At this point it might be interesting to go back to Monday's wedge, which can be partitioned into two pyramids, one of which is the same as the first of the three pyramids, above. The other can be thought of as having a 6 cm by 10 cm triangular base and a height of 8 cm. The wedge and these two pyramids have volumes that are ½, ⅓ and ⅙ of the volume of the 6 cm by 8 cm by 10 cm cuboid.
WEDNESDAY: Here we compare a pyramid to one that is similar but whose dimensions (such as its edges) are only half as long. We can see that the new volume is a lot smaller, but how readily do students see that the volume is only ⅛ of the original pyramid?

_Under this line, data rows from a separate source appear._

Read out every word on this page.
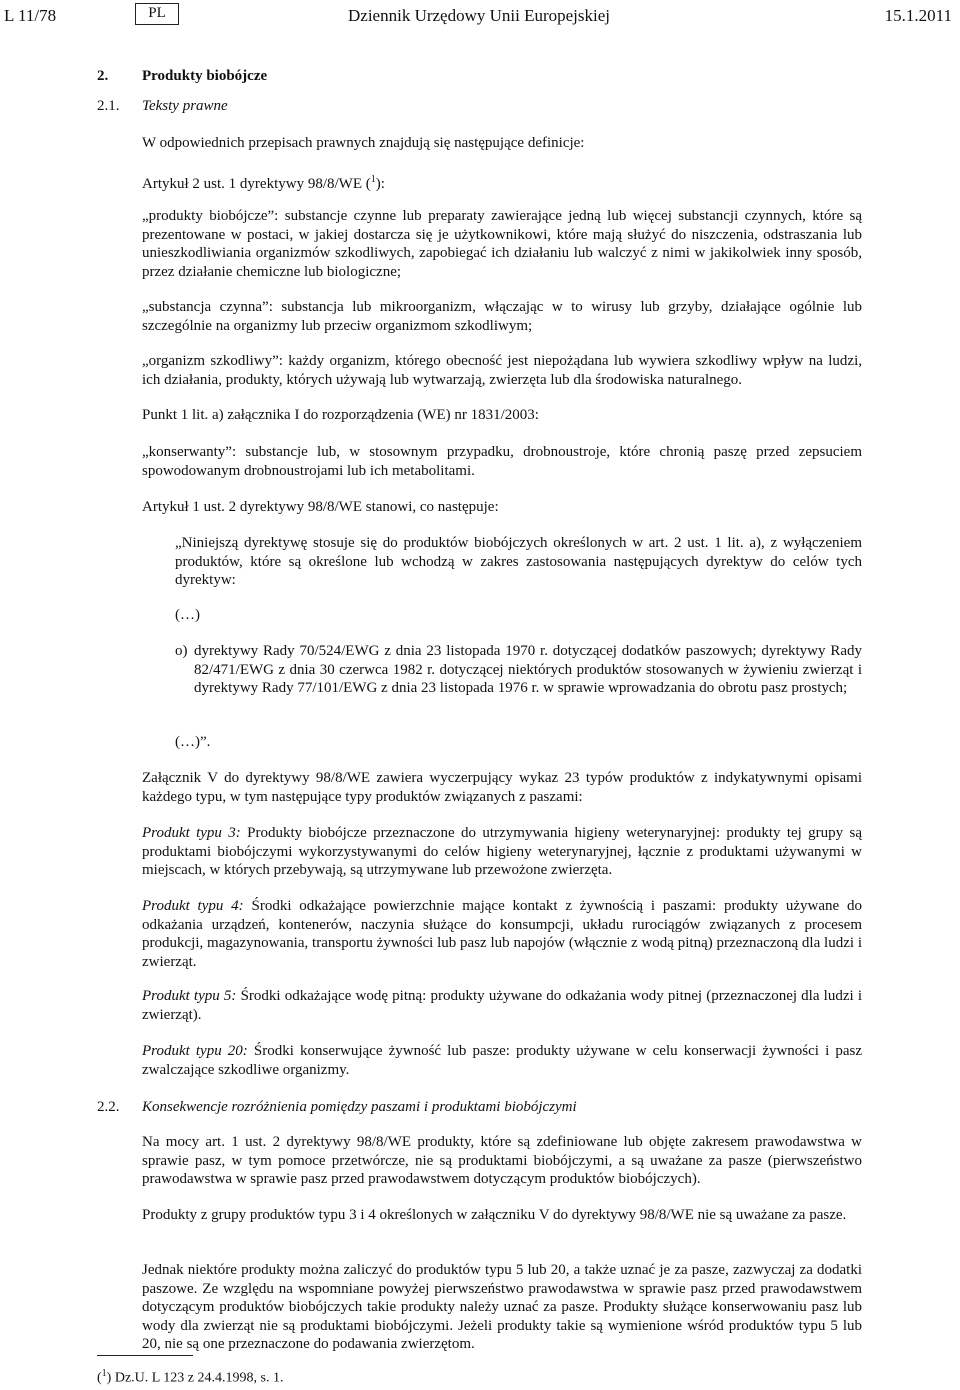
L 11/78	PL	Dziennik Urzędowy Unii Europejskiej	15.1.2011
2. Produkty biobójcze
2.1. Teksty prawne
W odpowiednich przepisach prawnych znajdują się następujące definicje:
Artykuł 2 ust. 1 dyrektywy 98/8/WE ($^1$):

„produkty biobójcze”: substancje czynne lub preparaty zawierające jedną lub więcej substancji czynnych, które są prezentowane w postaci, w jakiej dostarcza się je użytkownikowi, które mają służyć do niszczenia, odstraszania lub unieszkodliwiania organizmów szkodliwych, zapobiegać ich działaniu lub walczyć z nimi w jakikolwiek inny sposób, przez działanie chemiczne lub biologiczne;

„substancja czynna”: substancja lub mikroorganizm, włączając w to wirusy lub grzyby, działające ogólnie lub szczególnie na organizmy lub przeciw organizmom szkodliwym;

„organizm szkodliwy”: każdy organizm, którego obecność jest niepożądana lub wywiera szkodliwy wpływ na ludzi, ich działania, produkty, których używają lub wytwarzają, zwierzęta lub dla środowiska naturalnego.

Punkt 1 lit. a) załącznika I do rozporządzenia (WE) nr 1831/2003:

„konserwanty”: substancje lub, w stosownym przypadku, drobnoustroje, które chronią paszę przed zepsuciem spowodowanym drobnoustrojami lub ich metabolitami.

Artykuł 1 ust. 2 dyrektywy 98/8/WE stanowi, co następuje:

„Niniejszą dyrektywę stosuje się do produktów biobójczych określonych w art. 2 ust. 1 lit. a), z wyłączeniem produktów, które są określone lub wchodzą w zakres zastosowania następujących dyrektyw do celów tych dyrektyw:

(…)
o) dyrektywy Rady 70/524/EWG z dnia 23 listopada 1970 r. dotyczącej dodatków paszowych; dyrektywy Rady 82/471/EWG z dnia 30 czerwca 1982 r. dotyczącej niektórych produktów stosowanych w żywieniu zwierząt i dyrektywy Rady 77/101/EWG z dnia 23 listopada 1976 r. w sprawie wprowadzania do obrotu pasz prostych;

(…)”.

Załącznik V do dyrektywy 98/8/WE zawiera wyczerpujący wykaz 23 typów produktów z indykatywnymi opisami każdego typu, w tym następujące typy produktów związanych z paszami:

Produkt typu 3: Produkty biobójcze przeznaczone do utrzymywania higieny weterynaryjnej: produkty tej grupy są produktami biobójczymi wykorzystywanymi do celów higieny weterynaryjnej, łącznie z produktami używanymi w miejscach, w których przebywają, są utrzymywane lub przewożone zwierzęta.

Produkt typu 4: Środki odkażające powierzchnie mające kontakt z żywnością i paszami: produkty używane do odkażania urządzeń, kontenerów, naczynia służące do konsumpcji, układu rurociągów związanych z procesem produkcji, magazynowania, transportu żywności lub pasz lub napojów (włącznie z wodą pitną) przeznaczoną dla ludzi i zwierząt.

Produkt typu 5: Środki odkażające wodę pitną: produkty używane do odkażania wody pitnej (przeznaczonej dla ludzi i zwierząt).

Produkt typu 20: Środki konserwujące żywność lub pasze: produkty używane w celu konserwacji żywności i pasz zwalczające szkodliwe organizmy.

2.2. Konsekwencje rozróżnienia pomiędzy paszami i produktami biobójczymi

Na mocy art. 1 ust. 2 dyrektywy 98/8/WE produkty, które są zdefiniowane lub objęte zakresem prawodawstwa w sprawie pasz, w tym pomoce przetwórcze, nie są produktami biobójczymi, a są uważane za pasze (pierwszeństwo prawodawstwa w sprawie pasz przed prawodawstwem dotyczącym produktów biobójczych).

Produkty z grupy produktów typu 3 i 4 określonych w załączniku V do dyrektywy 98/8/WE nie są uważane za pasze.

Jednak niektóre produkty można zaliczyć do produktów typu 5 lub 20, a także uznać je za pasze, zazwyczaj za dodatki paszowe. Ze względu na wspomniane powyżej pierwszeństwo prawodawstwa w sprawie pasz przed prawodawstwem dotyczącym produktów biobójczych takie produkty należy uznać za pasze. Produkty służące konserwowaniu pasz lub wody dla zwierząt nie są produktami biobójczymi. Jeżeli produkty takie są wymienione wśród produktów typu 5 lub 20, nie są one przeznaczone do podawania zwierzętom.

($^1$) Dz.U. L 123 z 24.4.1998, s. 1.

In the case of a cube, it is fairly easy to see that if we halve its sides we can fit 8 such cubes into the original - but we can't do that with pyramids....
On the other hand, if students are comfortable with the volume formula for a pyramid, V₁ = ⅓abc, then if we halve each dimension we get V₂ = ⅓×½a×½b×½c = ⅛×⅓abc = ⅛×V₁.
Note: We are dealing here with the property that the volume of an enlarged object is proportional to the cube of the linear scale factor. In the same way, the area is proportional to the square of the linear scale factor, which is an issue that we look at in Week 17.
THURSDAY: This is a purely qualitative task - we are only interested in whether there is any change in the surface area of the pyramid's various faces. Of course, given that the pyramid is enveloped by a cube, we could, with the aid of Pythagoras' Rule, find expressions for the area of each face.
The triangular faces of the pyramid change shape as P moves towards Q, but does this affect their areas? If we think of the horizontal edges AB, BC, CD and DA as the bases of the triangles, then what happens to the triangles' heights? For triangles ABP and CDP the heights don't change. However, the height of ADP increases while that of BCP decreases. Does this balance out?
In the elevation view, below, the blue line segments show the heights before P has moved; the red line segments show the heights when P has moved towards Q. It can be proved (How?) that the total length of the blue lines is less than the red lines. So the total area of the pyramid's faces increases.
The volume of the slabs (in m³) is 1 + 4 + 9 + 16 + 25 + 36 + 49 = 140.
The volume of a 7 m by 7 m by 7 m pyramid is ⅓×7³ = 343÷3 = 114⅓, which is rather low because this is cutting off quite large parts of the slabs. A pyramid with dimensions of 7½ m gives a better fit (a side elevation would like this, below). Its volume (in m³) is ⅓×7½×7½×7½ = ⅓×3375÷8 = 140⅝.